Ir a San Mamés. Cosquillas en el estómago. Un temblor, que desconocía. Un hoyuelo de dulzura en el pecho y un insomnio, - nivel Dios-. Zurito va, zurito viene. Mi primera vez en San Mamés. Toda la vida me la imaginé vestida de rojiblanco y con banderas en las manos. Fue distinto. Lo vi vestida de gala, en el mismo lugar en el que habitualmente se encuentran aquellas leyendas de nuestro club: hecha una pelota de nervios, viéndoles de cerca con la mirada perdida y entusiasmada, como niña que recién descubre cosas nuevas.
El mejor caballo de carreras no podía seguir el ritmo de mis latidos. Bah, ¿qué latidos? ¡Taquicardias! El Txopo Iribar a metros y volamos a la estratosfera.

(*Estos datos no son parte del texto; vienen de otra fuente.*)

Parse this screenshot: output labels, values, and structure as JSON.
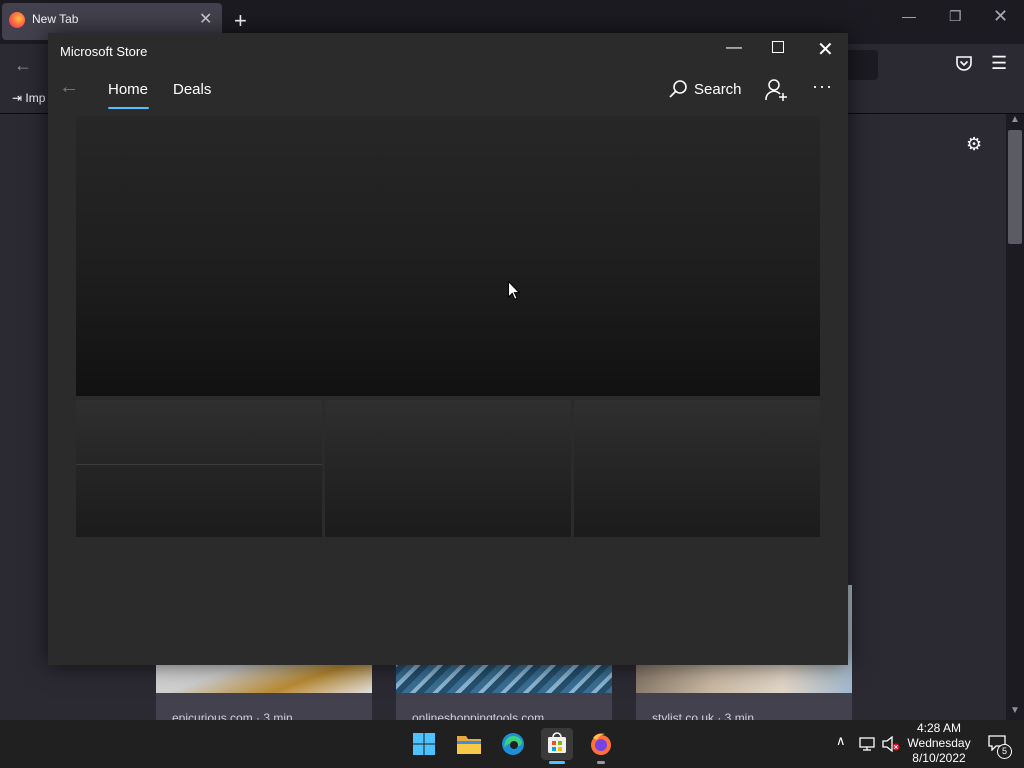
{
  "firefox": {
    "tab_title": "New Tab",
    "tab_close": "✕",
    "new_tab_glyph": "+",
    "import_label": "Imp",
    "stories": [
      {
        "source": "epicurious.com · 3 min"
      },
      {
        "source": "onlineshoppingtools.com"
      },
      {
        "source": "stylist.co.uk · 3 min"
      }
    ],
    "icons": [
      "firefox-logo-icon",
      "back-arrow-icon",
      "pocket-icon",
      "hamburger-menu-icon",
      "import-icon",
      "gear-icon",
      "minimize-icon",
      "restore-icon",
      "close-icon"
    ]
  },
  "store": {
    "title": "Microsoft Store",
    "nav": {
      "home": "Home",
      "deals": "Deals",
      "search": "Search",
      "more": "···"
    },
    "accent": "#4cc2ff",
    "icons": [
      "back-arrow-icon",
      "search-icon",
      "account-add-icon",
      "more-icon",
      "minimize-icon",
      "maximize-icon",
      "close-icon"
    ]
  },
  "taskbar": {
    "apps": [
      "start",
      "file-explorer",
      "edge",
      "microsoft-store",
      "firefox"
    ],
    "active_app": "microsoft-store",
    "clock": {
      "time": "4:28 AM",
      "day": "Wednesday",
      "date": "8/10/2022"
    },
    "notification_count": "5"
  }
}
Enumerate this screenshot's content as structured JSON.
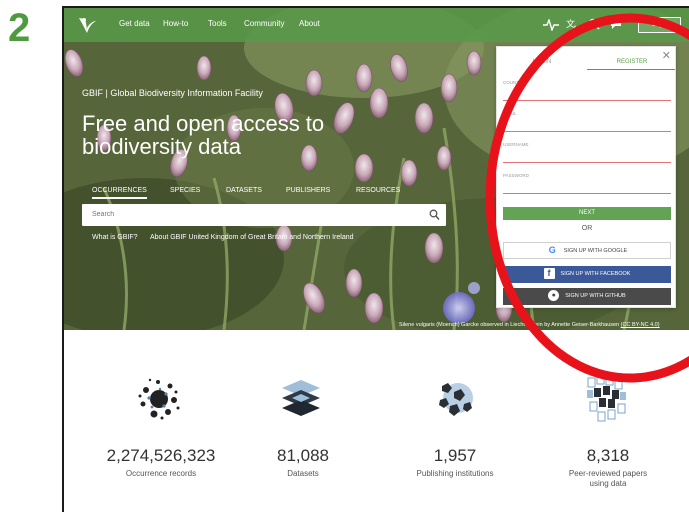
{
  "step_number": "2",
  "nav": {
    "links": [
      "Get data",
      "How-to",
      "Tools",
      "Community",
      "About"
    ],
    "icons": [
      "pulse-icon",
      "translate-icon",
      "search-icon",
      "chat-icon"
    ],
    "login_label": "Login"
  },
  "hero": {
    "site_tag": "GBIF | Global Biodiversity Information Facility",
    "headline": "Free and open access to biodiversity data",
    "tabs": [
      "OCCURRENCES",
      "SPECIES",
      "DATASETS",
      "PUBLISHERS",
      "RESOURCES"
    ],
    "active_tab": "OCCURRENCES",
    "search_placeholder": "Search",
    "sub_links": [
      "What is GBIF?",
      "About GBIF United Kingdom of Great Britain and Northern Ireland"
    ],
    "caption_text": "Silene vulgaris (Moench) Garcke observed in Liechtenstein by Annette Geiser-Barkhausen",
    "caption_license": "(CC BY-NC 4.0)"
  },
  "stats": [
    {
      "value": "2,274,526,323",
      "label": "Occurrence records",
      "icon": "occurrences-icon"
    },
    {
      "value": "81,088",
      "label": "Datasets",
      "icon": "datasets-icon"
    },
    {
      "value": "1,957",
      "label": "Publishing institutions",
      "icon": "publishers-icon"
    },
    {
      "value": "8,318",
      "label": "Peer-reviewed papers using data",
      "icon": "papers-icon"
    }
  ],
  "register_panel": {
    "tabs": [
      "LOGIN",
      "REGISTER"
    ],
    "active_tab": "REGISTER",
    "fields": [
      "COUNTRY",
      "EMAIL",
      "USERNAME",
      "PASSWORD"
    ],
    "next_label": "NEXT",
    "or_label": "OR",
    "google_label": "SIGN UP WITH GOOGLE",
    "facebook_label": "SIGN UP WITH FACEBOOK",
    "github_label": "SIGN UP WITH GITHUB"
  },
  "colors": {
    "brand_green": "#589949",
    "highlight_red": "#e8131a",
    "facebook_blue": "#3b5998",
    "github_dark": "#4a4a4a"
  }
}
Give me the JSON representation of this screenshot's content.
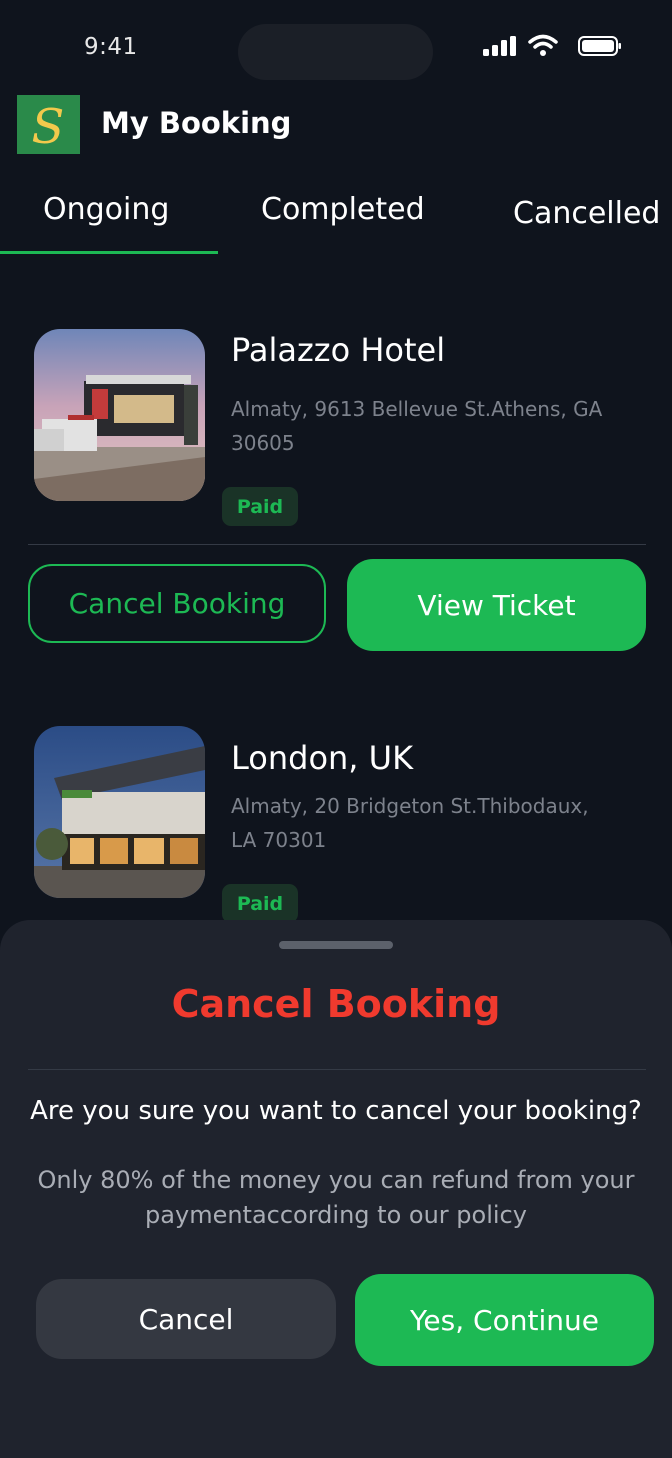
{
  "status_bar": {
    "time": "9:41"
  },
  "header": {
    "logo_letter": "S",
    "title": "My Booking"
  },
  "tabs": [
    {
      "label": "Ongoing",
      "active": true
    },
    {
      "label": "Completed",
      "active": false
    },
    {
      "label": "Cancelled",
      "active": false
    }
  ],
  "bookings": [
    {
      "name": "Palazzo Hotel",
      "address": "Almaty, 9613 Bellevue St.Athens, GA 30605",
      "status": "Paid"
    },
    {
      "name": "London, UK",
      "address": "Almaty, 20 Bridgeton St.Thibodaux, LA 70301",
      "status": "Paid"
    }
  ],
  "card_actions": {
    "cancel_label": "Cancel Booking",
    "view_label": "View Ticket"
  },
  "sheet": {
    "title": "Cancel Booking",
    "question": "Are you sure you want to cancel your booking?",
    "note": "Only 80% of the money you can refund from your paymentaccording to our policy",
    "cancel_label": "Cancel",
    "continue_label": "Yes, Continue"
  },
  "colors": {
    "accent": "#1db954",
    "danger": "#f03a2e",
    "background": "#0f141d",
    "sheet": "#1f232d"
  }
}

Ahí estaba. A minutos de escuchar por primera vez ese himno que te cuela hasta los huesos, en la Catedral. Esa misma que vi durante años en televisión... Banderas. Cánticos. Respeto. Familia. Amor...
Ese césped me parecía una mesa de billar. Tan armonioso y perfecto, que asusta. ¡Yo no sabía que para tocar el cielo con las manos primero tenía que tocarlo con los pies! Su aroma a institución, sus aires de singularidad, su calor acogedor, que pese a la lluvia te dice que en donde estás, es tu hogar.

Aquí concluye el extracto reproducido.